海路:最初は人間が球体になる時期を挟んで、その時期が終わると天才に進化するみたいな、話のパッケージがなんとなく浮かんで。そこを入り口に、いろいろ調べて膨らませていきました。元ネタというか参考にしたのが、ボルヘスの『伝奇集』という短編集にある『記憶の人、フネス』という完全記憶の話で。それに三島由紀夫などの作品からいくつかイメージを引っ張ってきました。最近概念とか夢とか曖昧なものに興味があるんです。
尾上:確かに、読むと突拍子もない話に見えますよね(笑)。「いったい何の話なんだ?」と。でも、海路さんがおっしゃるようにあくまでも日常なんですよ。例えば球体が出てきたりとか、進化した人類が出てきたりしても、いい意味で劇的じゃなくて、当たり前に存在するように書かれているのが面白いところだと思います。
――その世界を演じてみて、俳優としてそれぞれどういうところが刺激的だったり、興味深かったりしますか?
尾上:いまはまだ本と向き合っているところで、立って共演者たちとちゃんと目を合わせて会話したときにがらっと変わるだろうと思うんです。
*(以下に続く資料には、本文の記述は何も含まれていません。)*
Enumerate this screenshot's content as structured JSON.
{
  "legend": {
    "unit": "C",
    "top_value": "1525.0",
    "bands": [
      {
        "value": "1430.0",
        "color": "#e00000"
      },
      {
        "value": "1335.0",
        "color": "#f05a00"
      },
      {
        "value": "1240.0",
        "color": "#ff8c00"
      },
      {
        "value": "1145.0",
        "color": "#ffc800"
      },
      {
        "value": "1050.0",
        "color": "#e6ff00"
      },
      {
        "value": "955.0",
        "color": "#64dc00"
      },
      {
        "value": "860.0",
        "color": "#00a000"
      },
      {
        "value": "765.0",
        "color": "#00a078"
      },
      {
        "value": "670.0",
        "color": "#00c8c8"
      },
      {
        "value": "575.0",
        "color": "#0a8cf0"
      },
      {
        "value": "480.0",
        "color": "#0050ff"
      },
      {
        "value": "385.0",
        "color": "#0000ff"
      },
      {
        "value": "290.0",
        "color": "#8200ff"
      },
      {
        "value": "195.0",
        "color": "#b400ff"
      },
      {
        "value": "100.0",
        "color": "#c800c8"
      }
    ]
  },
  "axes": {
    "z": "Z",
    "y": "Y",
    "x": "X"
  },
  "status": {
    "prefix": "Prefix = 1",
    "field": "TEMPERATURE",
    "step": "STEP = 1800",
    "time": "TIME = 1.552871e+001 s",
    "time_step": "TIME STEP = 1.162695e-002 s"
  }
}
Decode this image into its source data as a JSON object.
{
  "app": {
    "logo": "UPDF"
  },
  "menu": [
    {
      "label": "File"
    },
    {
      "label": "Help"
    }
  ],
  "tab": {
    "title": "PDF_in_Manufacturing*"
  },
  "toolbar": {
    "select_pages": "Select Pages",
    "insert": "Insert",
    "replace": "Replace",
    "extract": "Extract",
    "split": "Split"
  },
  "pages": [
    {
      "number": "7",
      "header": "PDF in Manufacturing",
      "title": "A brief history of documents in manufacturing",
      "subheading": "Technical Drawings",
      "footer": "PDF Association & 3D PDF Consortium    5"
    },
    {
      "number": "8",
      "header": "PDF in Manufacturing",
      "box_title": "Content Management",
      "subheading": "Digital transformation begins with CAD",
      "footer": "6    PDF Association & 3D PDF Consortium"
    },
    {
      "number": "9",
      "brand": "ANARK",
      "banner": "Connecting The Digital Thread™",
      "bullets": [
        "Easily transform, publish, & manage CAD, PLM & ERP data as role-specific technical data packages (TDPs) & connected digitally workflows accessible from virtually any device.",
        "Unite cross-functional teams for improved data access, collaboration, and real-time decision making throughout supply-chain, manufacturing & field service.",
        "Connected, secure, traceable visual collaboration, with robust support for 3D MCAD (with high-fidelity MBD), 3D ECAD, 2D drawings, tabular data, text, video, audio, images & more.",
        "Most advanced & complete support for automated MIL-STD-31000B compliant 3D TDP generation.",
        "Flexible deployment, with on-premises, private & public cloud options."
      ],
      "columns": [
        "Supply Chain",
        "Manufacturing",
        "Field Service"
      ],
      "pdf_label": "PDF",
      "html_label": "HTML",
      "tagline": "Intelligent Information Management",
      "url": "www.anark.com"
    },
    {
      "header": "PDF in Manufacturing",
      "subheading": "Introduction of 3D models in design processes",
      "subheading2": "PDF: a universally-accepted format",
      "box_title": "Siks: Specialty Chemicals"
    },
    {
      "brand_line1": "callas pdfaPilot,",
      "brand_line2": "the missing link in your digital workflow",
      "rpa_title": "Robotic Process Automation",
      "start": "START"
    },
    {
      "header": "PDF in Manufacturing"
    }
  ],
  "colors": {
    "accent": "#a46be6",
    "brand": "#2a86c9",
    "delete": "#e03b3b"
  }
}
脚本に振り幅があって、いくらでも飛べそうだと感じていて。お互い、どこまでいけるか楽しみです。

土村:そうですね。どこまでも行ってみたいですね。
尾上:僕らがやって行き過ぎた分は絶対に海路さんが修正してくれるだろうから安心して思いきりやりたい。
土村:尾上さんとは以前映画でご一緒したことがあって。わずか2日くらいでしたがすごくグッと距離を縮めてくださいました。気持ちを強く揺さぶって感情を引き出してくれて、どんな芝居をしても全部受け止めてくださるので、勝手にとても頼りにしています。
海路:いま、立ってみてからという話が出ましたが、僕も立ち稽古が楽しみです。本読みは仮説みたいな感覚です。本読みでいろいろ詰めたあと、立ち稽古で仮説を立証するとか実践してみるというイメージで。結果、思ったような関係になる可能性もあるし、思っていたことと違う関係性になる可能性もある。それが楽しみです。